Seriously considering cutting my hair. Tired of perming it, burning it with a curling iron, pin curling only for most of the curls to come out straight, rocking some lazy ponytail, getting my hair done only for it to stay for the one day I am in the shop and I am fed up it is no fun can’t put weave in it cause it takes my hair out. Fed up I need a resolution.
These are my confessions. I am past the point of pissed off. I have shed tears over this it is that deep. What is the sense in having hair that is unmanagable. My budget does not stretch enough for me to be in someone’s chair every two weeks only to have fabulous hair for a day. I perm it burning my natural essence to get it bone straight only to grow bored of that. I hide behind my weave and wigs because I keep coming to the same conclusion it is time to cut this problem out of my hair…literally.
I have been contemplating this for years. I want to take some scissors and get rid of this mess and start fresh. Just strip my hair live it baren so I can do something with it. I want to feel sexy like in my own hair like I did in this pic.

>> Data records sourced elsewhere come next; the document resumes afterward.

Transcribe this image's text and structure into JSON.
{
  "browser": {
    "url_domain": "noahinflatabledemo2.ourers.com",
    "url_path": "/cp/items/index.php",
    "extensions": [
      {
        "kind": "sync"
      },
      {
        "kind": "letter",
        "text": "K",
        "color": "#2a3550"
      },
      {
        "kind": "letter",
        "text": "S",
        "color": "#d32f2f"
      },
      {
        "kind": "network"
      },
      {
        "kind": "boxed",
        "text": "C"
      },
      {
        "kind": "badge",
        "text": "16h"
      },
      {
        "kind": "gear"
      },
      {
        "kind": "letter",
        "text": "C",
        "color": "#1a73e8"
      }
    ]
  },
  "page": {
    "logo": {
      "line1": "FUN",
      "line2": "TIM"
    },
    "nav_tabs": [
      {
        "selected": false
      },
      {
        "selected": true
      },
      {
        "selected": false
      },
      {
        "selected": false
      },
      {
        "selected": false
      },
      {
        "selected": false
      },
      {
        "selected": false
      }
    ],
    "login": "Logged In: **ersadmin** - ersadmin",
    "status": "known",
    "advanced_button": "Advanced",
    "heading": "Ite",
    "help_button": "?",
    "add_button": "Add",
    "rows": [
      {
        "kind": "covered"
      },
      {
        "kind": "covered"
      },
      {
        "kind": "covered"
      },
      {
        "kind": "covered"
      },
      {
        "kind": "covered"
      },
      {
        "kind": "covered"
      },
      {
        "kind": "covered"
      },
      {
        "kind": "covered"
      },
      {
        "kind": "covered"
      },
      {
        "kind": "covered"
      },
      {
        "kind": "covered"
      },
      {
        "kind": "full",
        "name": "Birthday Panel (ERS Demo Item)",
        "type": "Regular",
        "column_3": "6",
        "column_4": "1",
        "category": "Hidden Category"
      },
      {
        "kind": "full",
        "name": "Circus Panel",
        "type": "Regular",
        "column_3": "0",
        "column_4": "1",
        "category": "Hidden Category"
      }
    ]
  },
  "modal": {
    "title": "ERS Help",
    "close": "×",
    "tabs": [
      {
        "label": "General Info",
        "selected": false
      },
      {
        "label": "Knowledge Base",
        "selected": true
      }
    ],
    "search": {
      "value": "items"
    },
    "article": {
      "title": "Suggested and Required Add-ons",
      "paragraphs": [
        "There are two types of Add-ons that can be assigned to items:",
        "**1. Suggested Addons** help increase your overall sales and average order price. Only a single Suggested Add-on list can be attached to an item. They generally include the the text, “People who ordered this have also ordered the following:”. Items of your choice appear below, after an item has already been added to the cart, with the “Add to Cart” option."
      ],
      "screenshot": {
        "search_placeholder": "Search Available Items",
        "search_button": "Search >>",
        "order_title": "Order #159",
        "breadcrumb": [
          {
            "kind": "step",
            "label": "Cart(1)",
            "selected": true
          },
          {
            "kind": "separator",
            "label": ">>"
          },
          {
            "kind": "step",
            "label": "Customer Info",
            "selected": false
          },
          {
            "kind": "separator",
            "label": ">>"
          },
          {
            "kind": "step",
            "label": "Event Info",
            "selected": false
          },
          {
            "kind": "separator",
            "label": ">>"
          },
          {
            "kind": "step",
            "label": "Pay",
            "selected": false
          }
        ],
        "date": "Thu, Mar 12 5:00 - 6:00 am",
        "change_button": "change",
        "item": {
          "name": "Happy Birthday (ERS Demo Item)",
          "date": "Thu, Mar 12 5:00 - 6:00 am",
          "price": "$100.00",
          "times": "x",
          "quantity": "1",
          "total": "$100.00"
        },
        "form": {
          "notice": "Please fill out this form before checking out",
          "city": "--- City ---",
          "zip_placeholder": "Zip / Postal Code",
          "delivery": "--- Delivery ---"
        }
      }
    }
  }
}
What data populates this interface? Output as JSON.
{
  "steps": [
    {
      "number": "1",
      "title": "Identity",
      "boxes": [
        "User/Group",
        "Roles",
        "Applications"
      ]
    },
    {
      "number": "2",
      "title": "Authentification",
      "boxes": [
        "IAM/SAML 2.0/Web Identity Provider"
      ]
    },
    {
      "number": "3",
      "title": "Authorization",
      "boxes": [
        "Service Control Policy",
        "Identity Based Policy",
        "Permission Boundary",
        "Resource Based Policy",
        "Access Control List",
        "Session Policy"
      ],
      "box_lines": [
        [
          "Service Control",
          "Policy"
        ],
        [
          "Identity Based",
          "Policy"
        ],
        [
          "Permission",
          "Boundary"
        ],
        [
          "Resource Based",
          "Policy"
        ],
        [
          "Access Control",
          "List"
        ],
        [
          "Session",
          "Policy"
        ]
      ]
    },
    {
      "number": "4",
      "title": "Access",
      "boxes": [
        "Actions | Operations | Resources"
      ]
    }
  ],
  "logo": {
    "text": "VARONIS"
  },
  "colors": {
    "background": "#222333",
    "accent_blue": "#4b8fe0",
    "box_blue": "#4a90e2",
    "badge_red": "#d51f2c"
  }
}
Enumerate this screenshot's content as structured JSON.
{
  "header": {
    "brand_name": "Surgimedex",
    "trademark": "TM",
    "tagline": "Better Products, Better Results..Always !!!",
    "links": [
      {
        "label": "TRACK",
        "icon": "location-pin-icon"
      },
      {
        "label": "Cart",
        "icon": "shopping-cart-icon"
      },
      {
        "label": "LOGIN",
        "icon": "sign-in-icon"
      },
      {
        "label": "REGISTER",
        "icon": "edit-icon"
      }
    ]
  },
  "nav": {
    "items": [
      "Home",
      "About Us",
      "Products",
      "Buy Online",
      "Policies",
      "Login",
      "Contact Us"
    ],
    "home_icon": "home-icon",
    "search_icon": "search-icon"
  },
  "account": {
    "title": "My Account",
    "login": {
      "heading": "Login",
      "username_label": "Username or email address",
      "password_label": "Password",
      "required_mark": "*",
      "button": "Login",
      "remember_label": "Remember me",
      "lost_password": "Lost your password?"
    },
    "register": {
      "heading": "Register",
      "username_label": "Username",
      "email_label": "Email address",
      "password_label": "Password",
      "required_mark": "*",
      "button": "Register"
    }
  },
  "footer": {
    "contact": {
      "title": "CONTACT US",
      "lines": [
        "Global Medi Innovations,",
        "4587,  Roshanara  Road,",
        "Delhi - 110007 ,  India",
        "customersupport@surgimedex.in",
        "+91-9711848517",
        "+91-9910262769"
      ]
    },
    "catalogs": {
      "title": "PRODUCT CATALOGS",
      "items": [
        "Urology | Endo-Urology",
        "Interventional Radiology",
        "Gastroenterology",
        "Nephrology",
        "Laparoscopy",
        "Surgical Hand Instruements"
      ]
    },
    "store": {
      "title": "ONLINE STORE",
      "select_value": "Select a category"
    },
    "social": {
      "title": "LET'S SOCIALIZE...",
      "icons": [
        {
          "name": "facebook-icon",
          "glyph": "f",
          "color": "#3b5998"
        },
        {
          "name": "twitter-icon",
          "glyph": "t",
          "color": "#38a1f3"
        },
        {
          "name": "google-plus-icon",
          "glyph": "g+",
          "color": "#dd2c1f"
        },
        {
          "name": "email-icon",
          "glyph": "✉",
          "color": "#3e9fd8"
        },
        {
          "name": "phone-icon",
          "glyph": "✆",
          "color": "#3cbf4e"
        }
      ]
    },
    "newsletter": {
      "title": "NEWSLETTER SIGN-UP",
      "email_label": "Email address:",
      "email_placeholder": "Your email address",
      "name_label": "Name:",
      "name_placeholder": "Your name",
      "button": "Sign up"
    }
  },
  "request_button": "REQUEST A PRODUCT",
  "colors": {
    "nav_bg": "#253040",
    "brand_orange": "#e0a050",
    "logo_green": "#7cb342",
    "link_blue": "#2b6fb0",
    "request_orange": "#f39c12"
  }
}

Of course as always it lasted while I was in the shop and long enough for me to take a pic. I have had long hair all my life it has been my comfort my staple. I am going through a lot right now and I feel my comfort zone needs to be rocked to the core. I need to shake things up to get me back on track.
Cutting my hair will be a sign of change for me. It will solidify my liberation from buying into others perception of me. I have had short dos before courtesy of either a cap or a wig and I loved felt so sexy and free no more chains holding me.
I said at 30 I would cut it but I was not serious. It is now a year later I think it is time to follow through. This is not a rebellious act rather an emotional makeover. Long hair has been my crutch since forever. I only wanted it because it seemed like that was what I was supposed to do. Well I have grown tired of being average and mundane time to shake things up.
Have you ever felt bogged down by your hair? What did you do to release the shackles? Share your thoughts below.